"Harold Town has been called the 'Picasso of Canadian art'
and is clearly something of a legend in his own time"- William
Withrow, art critic
Harold Barling Town was born in Toronto and
studied at the Western Technical School and the Ontario College
of Art. He was first recognized
for his illustrations
in Maclean's magazine and for his membership in "Painters Eleven",
a group of radical artists that exhibited in the late fifties. This group of
Toronto abstract exressionist painters which included Jack Bush and William Ronald
took their cues from contemporary post-war Amercian artists such as Jackson Pollock,
Mark Rothe, and Willem de Kooning.
Town is recognized as a seminal figure in the
development and popularization of abstract art in the Fifties and Sixties
in English Canada.
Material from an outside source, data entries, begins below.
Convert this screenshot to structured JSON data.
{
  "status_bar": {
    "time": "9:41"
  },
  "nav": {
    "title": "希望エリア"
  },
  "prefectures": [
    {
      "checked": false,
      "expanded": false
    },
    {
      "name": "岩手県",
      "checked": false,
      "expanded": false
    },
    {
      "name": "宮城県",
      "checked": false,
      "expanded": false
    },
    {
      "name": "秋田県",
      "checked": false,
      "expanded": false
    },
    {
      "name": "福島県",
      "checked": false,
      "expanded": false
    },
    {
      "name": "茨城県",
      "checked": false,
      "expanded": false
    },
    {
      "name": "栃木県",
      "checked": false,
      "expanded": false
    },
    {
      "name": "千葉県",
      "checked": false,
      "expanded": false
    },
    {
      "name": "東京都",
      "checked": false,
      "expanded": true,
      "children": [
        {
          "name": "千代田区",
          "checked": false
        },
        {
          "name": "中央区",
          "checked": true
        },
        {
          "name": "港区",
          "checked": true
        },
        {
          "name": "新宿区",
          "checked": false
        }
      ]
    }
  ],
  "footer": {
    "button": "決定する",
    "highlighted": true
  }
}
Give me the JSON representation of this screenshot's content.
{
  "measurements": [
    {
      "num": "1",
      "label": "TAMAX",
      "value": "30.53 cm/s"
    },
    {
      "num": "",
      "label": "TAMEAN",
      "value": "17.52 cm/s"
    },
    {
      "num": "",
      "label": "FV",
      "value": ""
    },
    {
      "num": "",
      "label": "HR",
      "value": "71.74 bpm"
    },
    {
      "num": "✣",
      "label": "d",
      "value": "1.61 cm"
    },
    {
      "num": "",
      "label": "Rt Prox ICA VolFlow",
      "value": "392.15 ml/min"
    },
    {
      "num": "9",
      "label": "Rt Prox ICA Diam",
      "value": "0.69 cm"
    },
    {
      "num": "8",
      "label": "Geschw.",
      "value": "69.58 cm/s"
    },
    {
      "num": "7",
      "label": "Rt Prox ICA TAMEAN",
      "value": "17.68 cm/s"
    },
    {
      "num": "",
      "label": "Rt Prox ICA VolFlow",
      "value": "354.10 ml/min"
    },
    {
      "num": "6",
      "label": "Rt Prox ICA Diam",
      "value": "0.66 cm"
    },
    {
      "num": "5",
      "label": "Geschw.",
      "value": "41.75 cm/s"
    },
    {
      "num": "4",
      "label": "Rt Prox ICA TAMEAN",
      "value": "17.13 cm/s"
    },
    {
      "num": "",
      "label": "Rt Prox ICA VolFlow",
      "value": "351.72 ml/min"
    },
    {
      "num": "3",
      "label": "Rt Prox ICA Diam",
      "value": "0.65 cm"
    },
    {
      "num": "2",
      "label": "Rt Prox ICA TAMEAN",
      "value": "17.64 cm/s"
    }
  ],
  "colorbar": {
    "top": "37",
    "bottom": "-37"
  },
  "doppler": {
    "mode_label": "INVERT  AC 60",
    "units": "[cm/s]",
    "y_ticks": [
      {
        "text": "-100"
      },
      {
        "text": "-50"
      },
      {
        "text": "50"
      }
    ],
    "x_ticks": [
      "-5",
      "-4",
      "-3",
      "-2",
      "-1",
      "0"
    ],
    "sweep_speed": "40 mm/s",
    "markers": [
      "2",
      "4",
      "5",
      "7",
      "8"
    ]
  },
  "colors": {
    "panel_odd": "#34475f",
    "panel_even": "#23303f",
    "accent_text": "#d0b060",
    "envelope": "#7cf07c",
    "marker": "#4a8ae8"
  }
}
A prolific and tireless
experimenter, Harold Town was well known for his dramatic murals and his
bold prints and collages. He was also known for his colorful,
bombastic statements,
caustic wit, confrontational manner, and his hyperbolic remarks about art.
Town once stated: "I paint to defy death"
"His ability as a draftsman is undisputed and his single
autographic prints, produced between 1955 and 1957, were surely
among the most beautiful art objects
ever made by a Canadian artist."-William Withrow
In 1957, Harold Town was
awarded, jointly with another artist, a prize for his prints at the Bienal
of San Paulo. Redkettle's print entitled "Gentleman" is
from this period and is signed and numbered.